La partie défenderesse sera donc condamnée au paiement à titre provisionnel d'une indemnité d'occupation égale au montant de la redevance contractuelle rapporté en jours, augmenté des charges et de la TVA, jusqu'à la libération des lieux, et suivant les mêmes majorations que la redevance contractuelle.
Sur les demandes accessoires
L'association Plate-forme des associations comoriennes de la Seine-Saint-Denis, succombante, sera condamnée aux dépens qui comprendront notamment le coût du commandement de payer.

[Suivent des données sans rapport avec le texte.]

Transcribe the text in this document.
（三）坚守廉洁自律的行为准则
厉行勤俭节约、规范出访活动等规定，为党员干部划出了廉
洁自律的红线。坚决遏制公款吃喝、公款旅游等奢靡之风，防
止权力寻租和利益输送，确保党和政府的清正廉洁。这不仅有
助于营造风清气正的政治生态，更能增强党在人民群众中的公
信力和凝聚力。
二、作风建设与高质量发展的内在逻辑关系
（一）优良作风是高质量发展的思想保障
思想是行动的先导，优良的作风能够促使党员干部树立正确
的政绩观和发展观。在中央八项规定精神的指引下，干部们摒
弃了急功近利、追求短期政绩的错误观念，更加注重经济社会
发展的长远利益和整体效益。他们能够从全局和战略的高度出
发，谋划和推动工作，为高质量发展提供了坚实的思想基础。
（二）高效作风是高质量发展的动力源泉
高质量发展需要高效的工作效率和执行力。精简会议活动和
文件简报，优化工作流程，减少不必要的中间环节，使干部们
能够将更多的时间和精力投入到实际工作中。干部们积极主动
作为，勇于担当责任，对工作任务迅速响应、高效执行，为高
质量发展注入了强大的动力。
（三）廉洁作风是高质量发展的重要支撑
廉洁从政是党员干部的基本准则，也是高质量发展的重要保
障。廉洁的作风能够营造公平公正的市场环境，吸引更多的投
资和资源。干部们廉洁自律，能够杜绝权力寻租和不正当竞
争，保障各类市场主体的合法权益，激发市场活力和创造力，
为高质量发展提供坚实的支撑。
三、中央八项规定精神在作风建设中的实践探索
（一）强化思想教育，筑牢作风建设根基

Enfin, l'équité commande d'allouer à l'OPH Seine-Saint-Denis habitat la somme prévue au dispositif au titre des frais exposés et non compris dans les dépens.
PAR CES MOTIFS
Statuant en référé, par remise au greffe le jour du délibéré, après débats en audience publique, par décision réputée contradictoire et en premier ressort,
Constatons l'acquisition de la clause résolutoire au 6 janvier 2024 ;
Condamnons l'association Plate-forme des associations comoriennes de la Seine-Saint-Denis à payer à l'OPH Seine-Saint-Denis habitat la somme provisionnelle de 981,84 euros correspondant aux redevances contractuelles, charges et taxes impayés au 24 avril 2024, échéance de 1er trimestre 2024
incluse, avec intérêts au taux légal ;
Suspendons les effets de la clause résolutoire contractuelle, à condition que la société l'association Plate-forme des associations comoriennes de la Seine-Saint-Denis se libère de la provision ci-dessus allouée en 10 acomptes mensuels de 95 euros, la dernière mensualité étant majorée du solde de la dette ;
Disons que ces acomptes mensuels seront à verser en plus des redevances contractuelles et charges courantes, lesquels demeurent payés aux termes prévus par la convention d'occupation ;
Disons que le paiement du premier de ces acomptes devra intervenir dans les 15 jours de la signification de l'ordonnance et les suivants avant le 5 de chacun des mois suivants ;
Disons qu'à défaut de règlement d'un seul acompte ou d'une seule des échéances courantes à leur terme :
l'intégralité de la dette sera immédiatement exigible,les poursuites pour son recouvrement pourront reprendre aussitôt,la clause résolutoire produira son plein et entier effet,il pourra être procédé, si besoin avec le concours de la force publique, à l'expulsion de l'association Plate-forme des associations comoriennes de la Seine-Saint-Denis et de tous occupants de son chef hors des lieux loués situés [Adresse 3], local n°43 ; l'association Plate-forme des associations comoriennes de la Seine-Saint-Denis devra payer à l'OPH Seine-Saint-Denis habitat, à titre de provision à valoir sur l'indemnité d'occupation journalière, une somme égale au montant de la redevance contractuelle mensuelle rapportée en jours résultant de la convention d'occupation à titre précaire outre les charges et les taxes, provision journalière qui suivra les mêmes majorations que la redevance contractuelle ;
Condamnons l'association Plate-forme des associations comoriennes de la Seine-Saint-Denis aux dépens, qui comprendront le coût du commandement de payer ;
Condamnons l'association Plate-forme des associations comoriennes de la Seine-Saint-Denis à payer à l'OPH Seine-Saint-Denis habitat la somme de 500 euros sur le fondement de l'article 700 du code de procédure civile ;
Rejetons toutes autres demandes plus amples ou contraires ;
Rappelons que la présente décision est exécutoire par provision.
AINSI JUGÉ AU PALAIS DE JUSTICE DE BOBIGNY, LE 10 JUILLET 2024.